Campaign

Top House Republican super PAC launches August ad blitz

Congressional Leadership Fund (CLF), the top super PAC backing Republican House candidates, rolled out a $2.5 million advertising blitz for August as the GOP works to retake ground in the lower chamber.

The August ad campaign will target Democratic incumbents in seven House districts that President Trump won in 2016 and are among the GOP’s top flip targets.

“Summer may be winding down, but CLF is turning up the thermostat to keep Congressional Democrats sweating long after Labor Day has passed,” said CLF President Dan Conston. “Democrats are running scared because they know that starting today, they’ll no longer be able to hide the truth about their radical records in Washington.”

The opening salvo of the ad blitz will air in Oklahoma’s 5th Congressional District, which Democrat Kendra Horn flipped in 2018 and Trump won by about 13 points in 2016.

“What do cheesy lip balm, blue ketchup and Kendra Horn have in common? Great marketing, questionable results,” a narrator says in a 30-second clip that is backed by a $500,000 digital and television ad buy.

The ad barrage, which will air through Labor Day, comes as Republicans look to retake seats they lost in the 2018 “blue wave.” While the GOP is not anticipated to win back control of the House, there are still several vulnerable Democratic incumbents they plan on targeting, particularly those in districts Trump won comfortably in 2016 and hopes to carry again this November.

The other districts CLF is targeting are New York’s 11th and 22nd sistricts, South Carolina’s 1st District, New Mexico’s 2nd District, Virginia’s 7th District and Maine’s 2nd District. All were handily won by Trump and are rated as toss ups by the nonpartisan Cook Political Report.

CLF is spending between $200,000 and $650,000 in each of the districts.

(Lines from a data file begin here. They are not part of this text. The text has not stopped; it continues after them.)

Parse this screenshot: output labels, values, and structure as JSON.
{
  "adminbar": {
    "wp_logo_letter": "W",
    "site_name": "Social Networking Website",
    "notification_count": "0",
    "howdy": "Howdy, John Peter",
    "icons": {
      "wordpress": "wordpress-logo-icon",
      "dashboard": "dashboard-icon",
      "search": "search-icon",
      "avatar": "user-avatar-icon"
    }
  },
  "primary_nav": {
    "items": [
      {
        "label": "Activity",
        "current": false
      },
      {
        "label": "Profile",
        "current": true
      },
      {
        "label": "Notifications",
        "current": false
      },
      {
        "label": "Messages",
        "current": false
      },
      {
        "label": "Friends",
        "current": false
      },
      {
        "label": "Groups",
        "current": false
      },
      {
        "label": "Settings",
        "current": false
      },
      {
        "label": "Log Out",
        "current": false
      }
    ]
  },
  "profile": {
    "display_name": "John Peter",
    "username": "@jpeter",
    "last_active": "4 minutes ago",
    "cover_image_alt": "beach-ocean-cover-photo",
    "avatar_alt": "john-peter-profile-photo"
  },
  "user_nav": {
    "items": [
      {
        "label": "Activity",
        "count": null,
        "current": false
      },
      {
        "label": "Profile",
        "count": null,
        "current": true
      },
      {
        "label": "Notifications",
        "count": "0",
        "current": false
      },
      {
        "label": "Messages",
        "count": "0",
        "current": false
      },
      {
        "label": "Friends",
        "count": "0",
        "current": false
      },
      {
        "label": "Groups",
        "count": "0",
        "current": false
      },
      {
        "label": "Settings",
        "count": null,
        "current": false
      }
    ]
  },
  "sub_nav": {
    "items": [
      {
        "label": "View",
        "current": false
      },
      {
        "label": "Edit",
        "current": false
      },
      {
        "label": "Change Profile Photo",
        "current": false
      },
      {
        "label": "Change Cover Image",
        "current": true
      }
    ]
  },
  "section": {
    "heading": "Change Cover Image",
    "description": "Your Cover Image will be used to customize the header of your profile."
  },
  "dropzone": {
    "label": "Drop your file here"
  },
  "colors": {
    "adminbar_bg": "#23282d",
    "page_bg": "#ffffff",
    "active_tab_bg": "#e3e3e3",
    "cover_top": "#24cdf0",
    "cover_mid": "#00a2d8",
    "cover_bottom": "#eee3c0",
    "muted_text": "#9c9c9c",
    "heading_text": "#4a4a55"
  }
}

The ad blitz is providing Republicans in the battleground districts crucial air and digital support as the GOP faces money and recruitment struggles in some key House races.

GOP alarm bells began ringing when the Democratic Congressional Campaign Committee (DCCC) said in April that its Frontline members, a group of 42 freshman House lawmakers who flipped swing districts in 2018, brought in a total of over $31.1 million in the first quarter of the year, and that every frontline member outraised their challengers during the same period. 

“Money is such a crucial factor in the fact that Democrats are doing so well,” a senior GOP operative said at the time. “Republicans need to keep pace in the money race just to even like get close to where they need to be.”